Calpine expects to recover about $200 million through collateral synergies and the runoff of acquired legacy hedges, substantially within the first year, resulting in expected net cash deployed of about $700 million (including working capital), or about five times NAES’ recent and expected run-rate adjusted EBITDA.
NAES currently serves commercial and industrial customers in 18 states nationwide, including California, Texas, the Mid-Atlantic and Northeastern United States, where Calpine’s wholesale power generation fleet is primarily concentrated. The organization will remain headquartered in San Diego and will continue to operate under the leadership of Jim Wood, President of NAES.

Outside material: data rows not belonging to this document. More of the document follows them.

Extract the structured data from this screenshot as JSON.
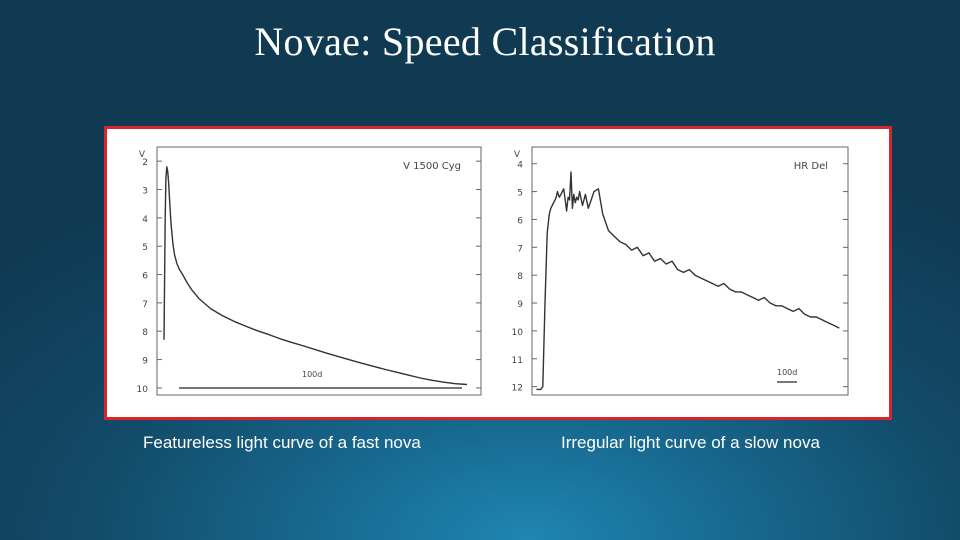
{
  "slide": {
    "title": "Novae:  Speed Classification",
    "caption_left": "Featureless light curve of a fast nova",
    "caption_right": "Irregular light curve of a slow nova",
    "frame_color": "#d8262a"
  },
  "chart_data": [
    {
      "type": "line",
      "title": "V 1500 Cyg",
      "ylabel": "V",
      "xlabel": "",
      "scale_bar_label": "100d",
      "ylim": [
        10.25,
        1.5
      ],
      "yticks": [
        2,
        3,
        4,
        5,
        6,
        7,
        8,
        9,
        10
      ],
      "y_inverted": true,
      "grid": false,
      "x": [
        0,
        0.02,
        0.05,
        0.08,
        0.12,
        0.16,
        0.2,
        0.25,
        0.3,
        0.38,
        0.45,
        0.55,
        0.65,
        0.8,
        1.0,
        1.2,
        1.5,
        2.0,
        2.5,
        3.0,
        3.5,
        4.0,
        4.5,
        5.0,
        5.5,
        6.0,
        6.5,
        7.0,
        7.5,
        8.0,
        8.5,
        9.0,
        9.5,
        10.0,
        10.5,
        11.0,
        11.5,
        12.0,
        12.5,
        13.0
      ],
      "y": [
        8.3,
        6.5,
        4.0,
        2.6,
        2.2,
        2.35,
        2.8,
        3.5,
        4.2,
        4.9,
        5.3,
        5.6,
        5.8,
        6.0,
        6.3,
        6.55,
        6.85,
        7.2,
        7.45,
        7.65,
        7.82,
        7.98,
        8.12,
        8.27,
        8.4,
        8.52,
        8.65,
        8.78,
        8.9,
        9.02,
        9.13,
        9.24,
        9.35,
        9.45,
        9.55,
        9.65,
        9.73,
        9.8,
        9.85,
        9.88
      ]
    },
    {
      "type": "line",
      "title": "HR Del",
      "ylabel": "V",
      "xlabel": "",
      "scale_bar_label": "100d",
      "ylim": [
        12.3,
        3.4
      ],
      "yticks": [
        4,
        5,
        6,
        7,
        8,
        9,
        10,
        11,
        12
      ],
      "y_inverted": true,
      "grid": false,
      "x": [
        0,
        0.15,
        0.3,
        0.45,
        0.6,
        0.75,
        0.9,
        1.0,
        1.1,
        1.2,
        1.3,
        1.38,
        1.46,
        1.52,
        1.6,
        1.7,
        1.8,
        1.9,
        2.0,
        2.1,
        2.2,
        2.3,
        2.4,
        2.5,
        2.6,
        2.7,
        2.8,
        2.9,
        3.0,
        3.2,
        3.4,
        3.6,
        3.8,
        4.0,
        4.3,
        4.6,
        5.0,
        5.4,
        5.8,
        6.2,
        6.6,
        7.0,
        7.4,
        7.8,
        8.2,
        8.6,
        9.0,
        9.4,
        9.8,
        10.2,
        10.6,
        11.0,
        11.4,
        11.8,
        12.2,
        12.6,
        13.0,
        13.4,
        13.8,
        14.2,
        14.6,
        15.0,
        15.4,
        15.8,
        16.2,
        16.6,
        17.0,
        17.4,
        17.8,
        18.2,
        18.6,
        19.0,
        19.4,
        19.8,
        20.2,
        20.6,
        21.0
      ],
      "y": [
        12.1,
        12.1,
        12.1,
        12.0,
        9.0,
        6.5,
        5.8,
        5.6,
        5.5,
        5.4,
        5.3,
        5.2,
        5.0,
        5.1,
        5.2,
        5.1,
        5.0,
        4.9,
        5.3,
        5.7,
        5.2,
        5.3,
        4.3,
        5.6,
        5.1,
        5.4,
        5.2,
        5.3,
        5.0,
        5.5,
        5.1,
        5.6,
        5.3,
        5.0,
        4.9,
        5.8,
        6.4,
        6.6,
        6.8,
        6.9,
        7.1,
        7.0,
        7.3,
        7.2,
        7.5,
        7.4,
        7.6,
        7.5,
        7.8,
        7.9,
        7.8,
        8.0,
        8.1,
        8.2,
        8.3,
        8.4,
        8.3,
        8.5,
        8.6,
        8.6,
        8.7,
        8.8,
        8.9,
        8.8,
        9.0,
        9.1,
        9.1,
        9.2,
        9.3,
        9.2,
        9.4,
        9.5,
        9.5,
        9.6,
        9.7,
        9.8,
        9.9
      ]
    }
  ]
}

“We are thrilled to be joining the Calpine team,” said Wood. “Our customers should know that we will continue to provide the same high level of services and product offerings during the ownership transition and, when under the Calpine banner, we expect to provide even greater value-added products and services.”
Calpine expects to fund the acquisition with a combination of cash on hand and temporary bridge loan financing of up to $550 million. The company intends to repay the bridge facility during 2017 with proceeds from announced asset sales as well as cash from operations, including that generated from the anticipated collateral synergies.
Under Calpine ownership, anticipated collateral needs are expected to be met with about $240 million in letters of credit and $20 million of surety bonds, leaving almost $1.2 billion of Calpine Corporate Revolver capacity remaining at closing.
Calpine will acquire the business from Noble Americas Gas & Power Corp., a subsidiary of Noble Group Ltd. The transaction is expected to close by year end 2016, subject to customary closing conditions, approval by shareholders of Noble Group Ltd., approval from the Federal Energy Regulatory Commission and antitrust review under the Hart-Scott-Rodino Act.